My college algebra course boasts one of the driest textbooks on the planet. It’s one of those versions that has exercises from 1 to 99 for each section…brutal.   Can you relate?
The topics for college algebra are very standard and cover little more than what students should have encountered recently in their algebra 2 course. I therefore decided that this class would lend itself quite nicely testing out the theory that a high-level, rich question questioning can be facilitated from a traditional, drill-and-kill style textbook.

Previously, I recall that Operations on Functions was a particularly awful topic for both me and my students.  The textbook presents this concept in exactly the way you might think:

f(x) = [expression involving x]  and g(x) = [similar expression involving x]

Find f(x) + g(x), f(x) – g(x), f(g(x), f(x) *g(x), f(x)/g(x)…f(snoozefest)…you get the point.  It’s boring, they’ve done it before, and there’s not much high-level thinking involved.

Fortunately, it’s fixable by asking new questions from the same problems.  For example, have students choose a pair of functions from the book.  We have 99 choices after all!  For example, something quadratic and something linear,  like f(x) = x^2 + 1 and g(x) = 2x+4.

Here come the questions:

  • Which of these function operations are commutative and which are not?  How do you know this?
  • Does this work for all functions, or just the ones that you chose?
  • For what values of x are the non-commutative function operations equal?
  • What do you notice about those values of x for the different operations?
  • Can you prove any of your results?
  • How do the graphs of these new functions compare to the original graphs?

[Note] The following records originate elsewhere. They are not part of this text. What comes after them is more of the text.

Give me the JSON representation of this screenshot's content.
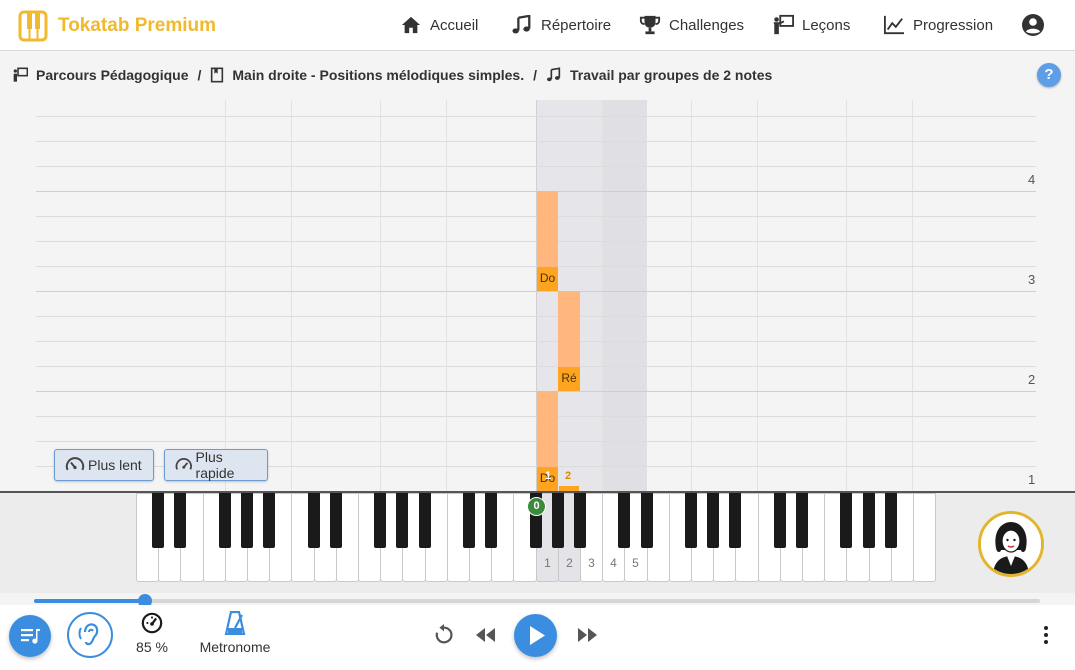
{
  "app": {
    "name": "Tokatab Premium"
  },
  "nav": [
    {
      "label": "Accueil",
      "icon": "home-icon"
    },
    {
      "label": "Répertoire",
      "icon": "music-note-icon"
    },
    {
      "label": "Challenges",
      "icon": "trophy-icon"
    },
    {
      "label": "Leçons",
      "icon": "teacher-icon"
    },
    {
      "label": "Progression",
      "icon": "chart-line-icon"
    }
  ],
  "breadcrumb": [
    {
      "label": "Parcours Pédagogique",
      "icon": "teacher-icon"
    },
    {
      "label": "Main droite - Positions mélodiques simples.",
      "icon": "book-icon"
    },
    {
      "label": "Travail par groupes de 2 notes",
      "icon": "music-note-icon"
    }
  ],
  "breadcrumb_separator": "/",
  "help_label": "?",
  "bar_numbers": [
    "4",
    "3",
    "2",
    "1"
  ],
  "notes": [
    {
      "name": "Do"
    },
    {
      "name": "Ré"
    },
    {
      "name": "Do",
      "finger": "1"
    },
    {
      "finger": "2"
    }
  ],
  "speed_buttons": {
    "slower": "Plus lent",
    "faster": "Plus rapide"
  },
  "keyboard": {
    "start_badge": "0",
    "fingerings": [
      "1",
      "2",
      "3",
      "4",
      "5"
    ]
  },
  "playback": {
    "progress": 0.11,
    "speed_value": "85 %",
    "metronome_label": "Metronome"
  },
  "colors": {
    "accent": "#3b8de0",
    "brand": "#f0b92e",
    "note_head": "#ffa421",
    "note_tail": "#ffb77d"
  }
}
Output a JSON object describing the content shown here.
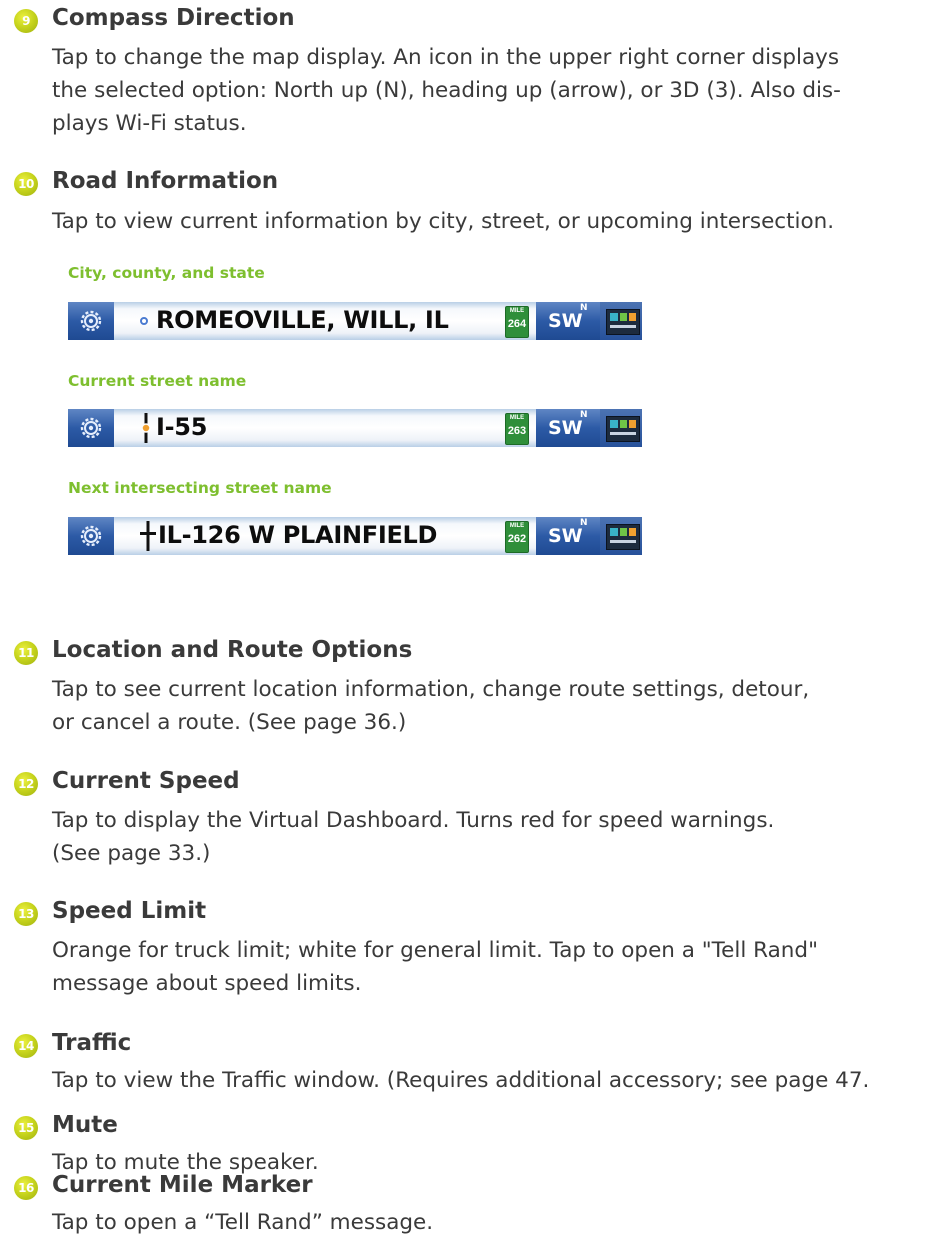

Compositions of functions are the most fun!  Here come some more:

  • For which values of x is f(g(x)) > g(f(x)) for your specific functions?
  •  Do your results hold true if both functions are quadratic?
  • Both linear?
  • How are the graphs of f(g(x)) and g(f(x)) related to both f(x) and g(x)?
  • Don’t forget about f(f(x)) or g(g(x))! How do those relate to our original functions?
  • What about g(g(g(x))) and g(g(g(g(x))))?
  • What do you notice happening each time we compose the function with itself again?
  • Can you generalize your conclusions based on the number of compositions and tell me what g(g(g…g(x)…)) would look like?
  • What do you notice about each of these compositions?
  • What do you notice about their graphs?

A personal favorite of mine is:  If 4x^2 + 16x + 17  =  f(g(x)), what could f(x) and g(x) have been?  This works really well with whiteboards and partners.

I might have students throw out any questions that they find interesting.  In fact, I’ll bet we can come up with at least 99 questions more intriguing than the ones given in the textbook.  Then let them choose which one(s) pique their curiosity.   Now hopefully we’ve taken the time that they would have spend doing 1-99 from a book and turned it into time better spent.